National brands receive the most protection.
"With McDonald's, you can have a problem with almost anything you put 'Mc' in front of, if it looks like you're trying to trade on the McDonald's name, trying to take advantage of it," says Mayer.
McDonald's was able to stop a hotel, for instance, from using the name McBed's, which implies quick and inexpensive.
But some companies go overboard with trademark, copyright, defamation and related intellectual-property and free-speech issues, flinging out nastygrams indiscriminately, which can have a chilling effect on communication.
In response, last year the Electronic Frontier Foundation, working with legal clinics at Harvard University, Stanford University, University of California at Berkeley, University of Maine and University of San Francisco, put up a Web site called "Chilling Effects" (http://www.chillingeffects.org).
"The site is intended to serve as a tool for Internet users to understand their legal rights in the face of potentially intimidating and confusing cease-and-desist letters," says spokesperson Donna Wentworth.
Along with providing information about online trademark and copyright issues, the site offers advice about a host of related legal topics that affect Internet users, including e-commerce patents, "John Doe" anonymity, defamation, piracy, fan fiction, and protest, parody and criticism sites.
The site also invites Internet users to submit any nastygrams they may have received.
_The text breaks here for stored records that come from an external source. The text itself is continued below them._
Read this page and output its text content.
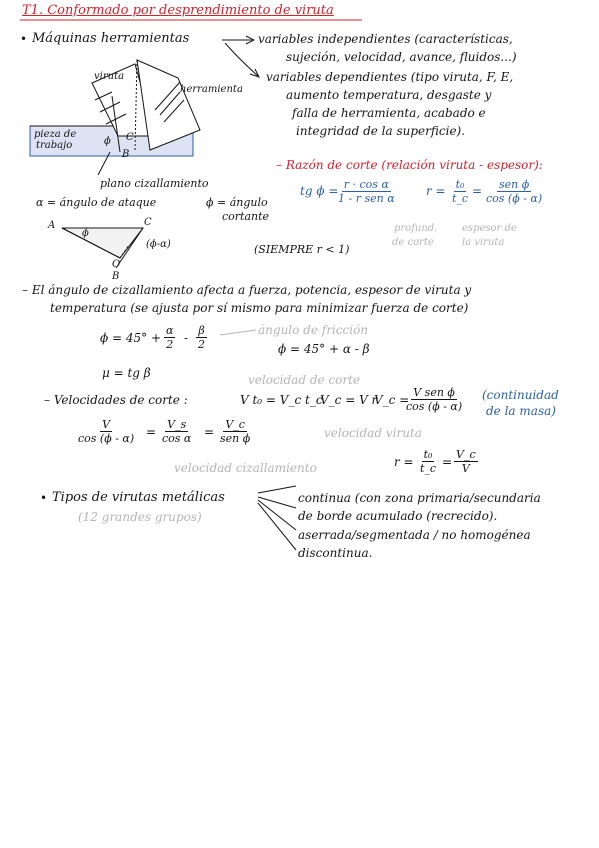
T1. Conformado por desprendimiento de viruta
• Máquinas herramientas	variables independientes (características,
sujeción, velocidad, avance, fluidos...)
variables dependientes (tipo viruta, F, E,
aumento temperatura, desgaste y
falla de herramienta, acabado e
integridad de la superficie).
viruta
herramienta
pieza de
trabajo	ϕ C
B
plano cizallamiento
α = ángulo de ataque	ϕ = ángulo
cortante
– Razón de corte (relación viruta - espesor):
tg ϕ = r · cos α
1 - r sen α
$r = \frac{\text{t₀}}{t\_c}$ = sen ϕ
cos (ϕ - α)
profund.
de corte
espesor de
la viruta
A	C
O
B
ϕ
(ϕ-α)	(SIEMPRE r < 1)
– El ángulo de cizallamiento afecta a fuerza, potencia, espesor de viruta y
temperatura (se ajusta por sí mismo para minimizar fuerza de corte)
$\phi = 45^\circ + \frac{\alpha}{2} - \frac{\beta}{2}$	ángulo de fricción
ϕ = 45° + α - β
μ = tg β	velocidad de corte
– Velocidades de corte :	V t₀ = V_c t_c
V_c = V r
V_c =
V sen ϕ
cos (ϕ - α)
(continuidad
de la masa)
$\frac{V}{\cos (\phi - \alpha)} = \frac{V\_s}{\text{cos α}}$ =
V_c
sen ϕ	velocidad viruta
velocidad cizallamiento	$r = \frac{\text{t₀}}{t\_c} = \frac{V\_c}{V}$
• Tipos de virutas metálicas
(12 grandes grupos)
continua (con zona primaria/secundaria
de borde acumulado (recrecido).
aserrada/segmentada / no homogénea
discontinua.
Students at the participating law school clinics review and annotate them with links to explain the applicable legal rules.
"The Internet makes it easier for individuals to speak to a wide audience, but it also makes it easier for other people and corporations to silence that speech," says Wendy Seltzer, who conceived the project. "'Chilling Effects' aims to level the field by helping online speakers to understand their rights in the face of legal threats."
Reid Goldsborough is a syndicated columnist and author of the book "Straight Talk About the Information Superhighway."